Skip site navigation (1) Skip section navigation (2)

significant vacuum issues - looking for suggestions

From: Kevin Kempter <kevin(at)kevinkempterllc(dot)com>
To: "Pgsql performance" <pgsql-performance(at)postgresql(dot)org>
Subject: significant vacuum issues - looking for suggestions
Date: 2007-08-24 19:57:23
Message-ID: (view raw or flat)
Lists: pgsql-performance
Hi List;

I've just started working with a client that has been running Postgres (with 
no DBA) for a few years. They're running  version 8.1.4 on 4-way dell boxes 
with 4Gig of memory on each box attached to RAID-10 disk arrays. 

Some of their key config settings are here:
shared_buffers = 20480
work_mem = 16384
maintenance_work_mem = 32758
wal_buffers = 24
checkpoint_segments = 32
checkpoint_timeout = 300
checkpoint_warning = 30
effective_cache_size = 524288
autovacuum = on
autovacuum_naptime = 60
autovacuum_vacuum_threshold = 500
autovacuum_analyze_threshold = 250
autovacuum_vacuum_scale_factor = 0.2
autovacuum_analyze_scale_factor = 0.1
autovacuum_vacuum_cost_delay = -1
autovacuum_vacuum_cost_limit = -1

Currently I've found that they have approx 17 tables that show a significant 
amount of bloat in the system. The worst one showing over 5million  pages 
worth of dead space. One of the problems is that their system is so busy with 
activity during the day and massive data load processes at night that they 
often kill the pid of vacuum processes kicked off by autovacuum because the 
overall load impact disallows users from logging into the app since the login 
process includes at least one db query that then seems to hang because there 
are anywhere from 100 - 300 queries ahead of it at any given time. Normally a 
user gets logged in with an avg wait of 5 - 10 seconds but when a long 
running vacuum (sometimes due to a long running update process that's trying 
to sort/update > 40million rows)  is going the system gets to a state where 
the login queries never get executed until the vacuum process is killed.

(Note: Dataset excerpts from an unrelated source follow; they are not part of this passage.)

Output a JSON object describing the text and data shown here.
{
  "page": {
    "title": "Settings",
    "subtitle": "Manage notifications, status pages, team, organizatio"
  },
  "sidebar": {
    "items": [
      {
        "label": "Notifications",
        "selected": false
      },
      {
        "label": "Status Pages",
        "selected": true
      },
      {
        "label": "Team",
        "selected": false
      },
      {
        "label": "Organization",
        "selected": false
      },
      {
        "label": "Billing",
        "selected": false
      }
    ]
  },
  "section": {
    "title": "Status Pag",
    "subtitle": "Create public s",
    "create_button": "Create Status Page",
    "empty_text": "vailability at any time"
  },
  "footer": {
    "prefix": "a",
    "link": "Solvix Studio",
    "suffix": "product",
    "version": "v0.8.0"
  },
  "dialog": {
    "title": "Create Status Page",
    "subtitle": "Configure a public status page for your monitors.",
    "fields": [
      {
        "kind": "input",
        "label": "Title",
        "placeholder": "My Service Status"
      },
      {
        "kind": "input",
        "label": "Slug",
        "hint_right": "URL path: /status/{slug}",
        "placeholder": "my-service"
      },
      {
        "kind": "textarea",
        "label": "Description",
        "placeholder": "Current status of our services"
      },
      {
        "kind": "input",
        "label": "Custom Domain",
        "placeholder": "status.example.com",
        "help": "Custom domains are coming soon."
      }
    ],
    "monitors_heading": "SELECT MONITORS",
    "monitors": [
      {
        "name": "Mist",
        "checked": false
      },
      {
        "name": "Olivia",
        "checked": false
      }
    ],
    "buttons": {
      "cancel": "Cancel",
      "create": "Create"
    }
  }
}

As a result of this I believe that the biggest table (the one with > 5million 
pages worth of dead space) has never been vacuumed to completion. I suspect 
this is the case for a few of the other top dead space tables as well but I 
can't be sure. 

My first priority was to get this vacuum scenario cleaned up. First off I 
added the biggest table into pg_autovacuum and set the enabled column to 
false ('f'). Then I set vacuum_cost_delay to 10 and in the same session 
ran "vacuum analyze verbose big_table".  This ran for 7.5 hours before we had 
to kill it due to system load - and to make matters worse the high system 
load was forcing many of the nightly batch queries that load, update, etc the 
data to stack up to a point where the system was at less than 2% idle (CPU) 
for the next 4 hours and barely responding to the command line.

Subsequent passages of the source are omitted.